Palestinian Authority soldiers last month woke up from a slumber and shot wildly at Jews who had been praying at Joseph’s Tomb, killing Ben Yosef Livnat, according to the private Israel Defense website, which is not associated with the IDF.
The report states that an internal PA investigation totally contradicts original accounts that the armed forces shot at the worshippers after they allegedly broke through a roadblock on their return from prayers at the holy site.
The internal investigation, as reported by Israel Defense, discloses a string of failures by the PA. Three soldiers, who had been trained by American army officers, were sleeping in their jeep several hundred yards from Joseph’s Tomb on April 24, the morning of the last day of Passover.
Nineteen Jews, including Livnat (pictured), a nephew of Likud minister Limor Livnat, passed the PA checkpoint where the soldiers were sleeping.

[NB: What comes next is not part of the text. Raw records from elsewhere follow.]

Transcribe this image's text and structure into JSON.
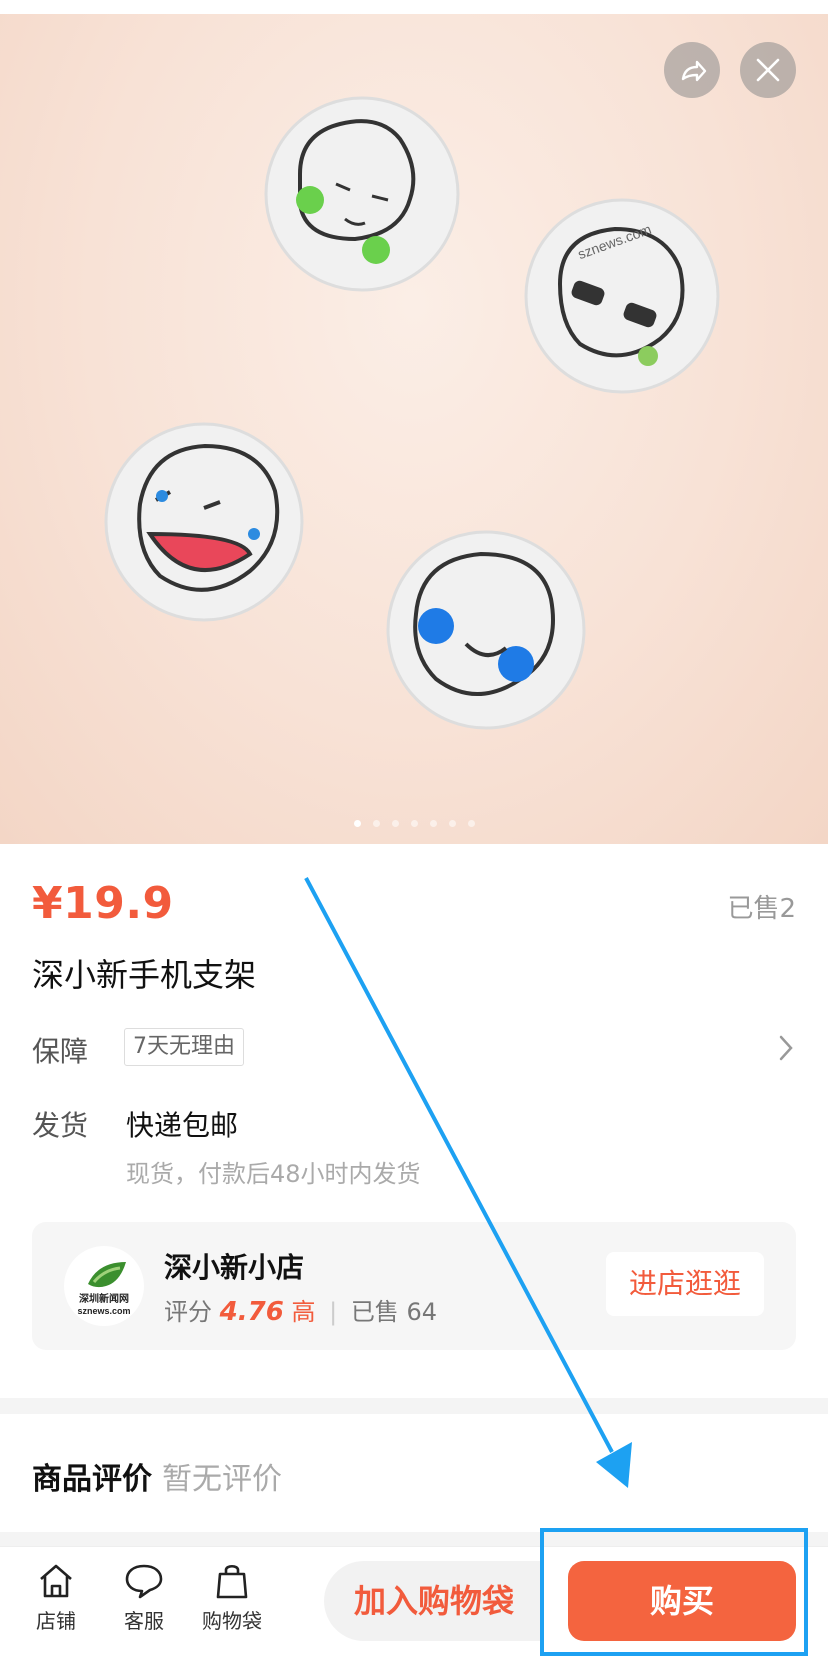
{
  "header": {
    "share_icon": "share-icon",
    "close_icon": "close-icon"
  },
  "gallery": {
    "dot_count": 7,
    "active_index": 0
  },
  "product": {
    "price": "¥19.9",
    "sold": "已售2",
    "title": "深小新手机支架",
    "guarantee_label": "保障",
    "guarantee_tag": "7天无理由",
    "shipping_label": "发货",
    "shipping_main": "快递包邮",
    "shipping_sub": "现货，付款后48小时内发货"
  },
  "shop": {
    "logo_text": "深圳新闻网 sznews.com",
    "name": "深小新小店",
    "score_label": "评分",
    "score": "4.76",
    "score_level": "高",
    "sold_label": "已售",
    "sold_count": "64",
    "enter_button": "进店逛逛"
  },
  "reviews": {
    "title": "商品评价",
    "status": "暂无评价"
  },
  "bottom_bar": {
    "nav": [
      {
        "label": "店铺",
        "icon": "home-icon"
      },
      {
        "label": "客服",
        "icon": "chat-icon"
      },
      {
        "label": "购物袋",
        "icon": "bag-icon"
      }
    ],
    "add_to_cart": "加入购物袋",
    "buy": "购买"
  },
  "colors": {
    "accent": "#f25b3c",
    "buy_button": "#f4643f",
    "annotation": "#1da1f2"
  }
}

When the worshippers began returning home in their three vehicles, two other PA officers at Joseph’s Tomb also were asleep next to a bonfire they had lit to keep warm.

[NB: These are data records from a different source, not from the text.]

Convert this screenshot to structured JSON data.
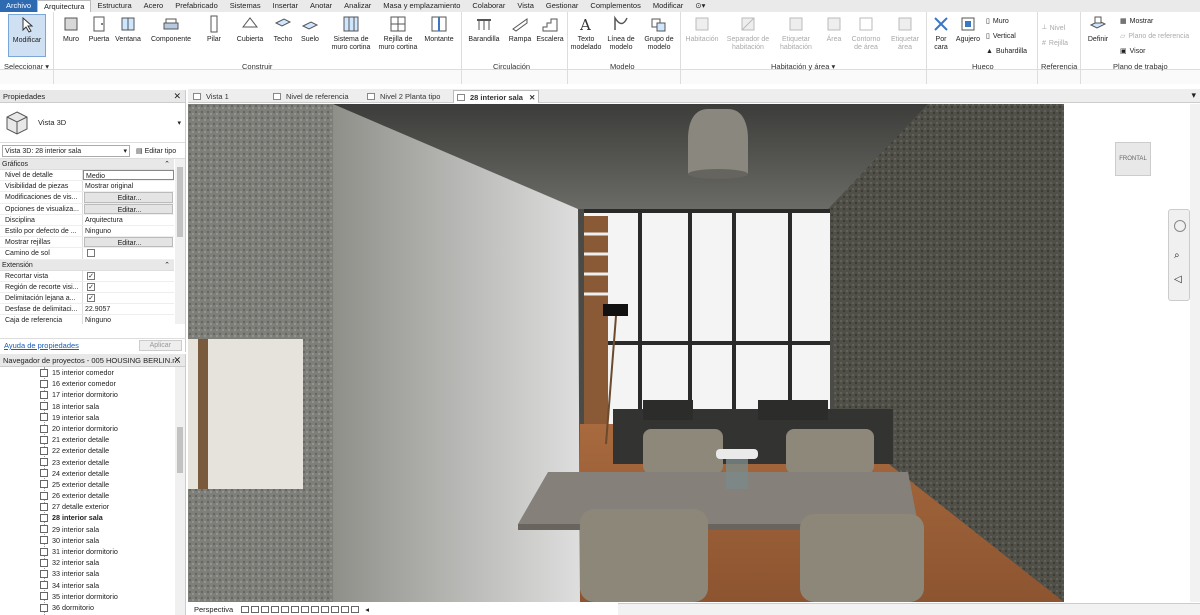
{
  "menubar": {
    "items": [
      "Archivo",
      "Arquitectura",
      "Estructura",
      "Acero",
      "Prefabricado",
      "Sistemas",
      "Insertar",
      "Anotar",
      "Analizar",
      "Masa y emplazamiento",
      "Colaborar",
      "Vista",
      "Gestionar",
      "Complementos",
      "Modificar"
    ],
    "file_color": "#2e6ab2"
  },
  "ribbon": {
    "buttons": {
      "modificar": "Modificar",
      "muro": "Muro",
      "puerta": "Puerta",
      "ventana": "Ventana",
      "componente": "Componente",
      "pilar": "Pilar",
      "cubierta": "Cubierta",
      "techo": "Techo",
      "suelo": "Suelo",
      "sistema_muro": "Sistema de muro cortina",
      "rejilla_muro": "Rejilla de muro cortina",
      "montante": "Montante",
      "barandilla": "Barandilla",
      "rampa": "Rampa",
      "escalera": "Escalera",
      "texto_modelado": "Texto modelado",
      "linea_modelo": "Línea de modelo",
      "grupo_modelo": "Grupo de modelo",
      "habitacion": "Habitación",
      "separador": "Separador de habitación",
      "etiquetar_hab": "Etiquetar habitación",
      "area": "Área",
      "contorno": "Contorno de área",
      "etiquetar_area": "Etiquetar área",
      "por_cara": "Por cara",
      "agujero": "Agujero",
      "definir": "Definir"
    },
    "small": {
      "muro": "Muro",
      "vertical": "Vertical",
      "buhardilla": "Buhardilla",
      "nivel": "Nivel",
      "rejilla": "Rejilla",
      "mostrar": "Mostrar",
      "plano_ref": "Plano de referencia",
      "visor": "Visor"
    },
    "panels": {
      "seleccionar": "Seleccionar",
      "construir": "Construir",
      "circulacion": "Circulación",
      "modelo": "Modelo",
      "habitacion_area": "Habitación y área",
      "hueco": "Hueco",
      "referencia": "Referencia",
      "plano_trabajo": "Plano de trabajo"
    }
  },
  "properties": {
    "title": "Propiedades",
    "type_name": "Vista 3D",
    "instance": "Vista 3D: 28 interior sala",
    "edit_type": "Editar tipo",
    "group_graphics": "Gráficos",
    "group_extension": "Extensión",
    "rows_graphics": [
      {
        "k": "Nivel de detalle",
        "v": "Medio",
        "kind": "inp"
      },
      {
        "k": "Visibilidad de piezas",
        "v": "Mostrar original",
        "kind": "txt"
      },
      {
        "k": "Modificaciones de vis...",
        "v": "Editar...",
        "kind": "btn"
      },
      {
        "k": "Opciones de visualiza...",
        "v": "Editar...",
        "kind": "btn"
      },
      {
        "k": "Disciplina",
        "v": "Arquitectura",
        "kind": "txt"
      },
      {
        "k": "Estilo por defecto de ...",
        "v": "Ninguno",
        "kind": "txt"
      },
      {
        "k": "Mostrar rejillas",
        "v": "Editar...",
        "kind": "btn"
      },
      {
        "k": "Camino de sol",
        "v": "",
        "kind": "chk0"
      }
    ],
    "rows_extension": [
      {
        "k": "Recortar vista",
        "v": "",
        "kind": "chk1"
      },
      {
        "k": "Región de recorte visi...",
        "v": "",
        "kind": "chk1"
      },
      {
        "k": "Delimitación lejana a...",
        "v": "",
        "kind": "chk1"
      },
      {
        "k": "Desfase de delimitaci...",
        "v": "22.9057",
        "kind": "txt"
      },
      {
        "k": "Caja de referencia",
        "v": "Ninguno",
        "kind": "txt"
      },
      {
        "k": "Caja de sección",
        "v": "",
        "kind": "txt"
      }
    ],
    "help_link": "Ayuda de propiedades",
    "apply": "Aplicar"
  },
  "browser": {
    "title": "Navegador de proyectos - 005 HOUSING BERLIN.r...",
    "items": [
      "15 interior comedor",
      "16 exterior comedor",
      "17 interior dormitorio",
      "18 interior sala",
      "19 interior sala",
      "20 interior dormitorio",
      "21 exterior detalle",
      "22 exterior detalle",
      "23 exterior detalle",
      "24 exterior detalle",
      "25 exterior detalle",
      "26 exterior detalle",
      "27 detalle exterior",
      "28 interior sala",
      "29 interior sala",
      "30 interior sala",
      "31 interior dormitorio",
      "32 interior sala",
      "33 interior sala",
      "34 interior sala",
      "35 interior dormitorio",
      "36 dormitorio"
    ],
    "selected": "28 interior sala"
  },
  "tabs": [
    "Vista 1",
    "Nivel de referencia",
    "Nivel 2 Planta tipo",
    "28 interior sala"
  ],
  "active_tab": "28 interior sala",
  "status": {
    "view_mode": "Perspectiva"
  },
  "viewcube": {
    "face": "FRONTAL"
  }
}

The report states that they woke up from a slumber, saw vehicles they did not recognize, and started shooting wildly at close range without asking superiors for permission to fire.

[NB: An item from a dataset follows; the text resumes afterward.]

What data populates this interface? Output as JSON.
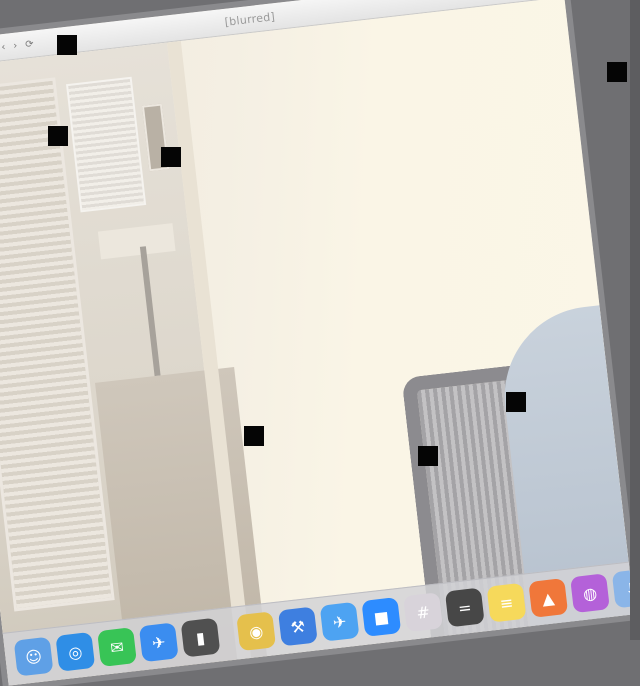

The shooting woke up the two officers in the jeep, and one of them also fired without knowing who he was shooting at, but he did not hit anyone. The other officer did not fire because he was guarding without a weapon, in violation of standard procedures. The worshippers later said that the PA forces knew them because they frequently prayed at Jospeh's Tomb.
The Palestinian Authority security forces also did not report the incident immediately, while the IDF, observing from nearby Mount Gerizim, observed the shooting and arrived at the scene before senior PA officers arrived, even though PA units are stationed in Shechem.
An Israeli investigation showed that one of the PA soldiers was a former terrorist. It also found that the PA soldiers wildly fired 44 rounds during the incident - when they were not threatened at all.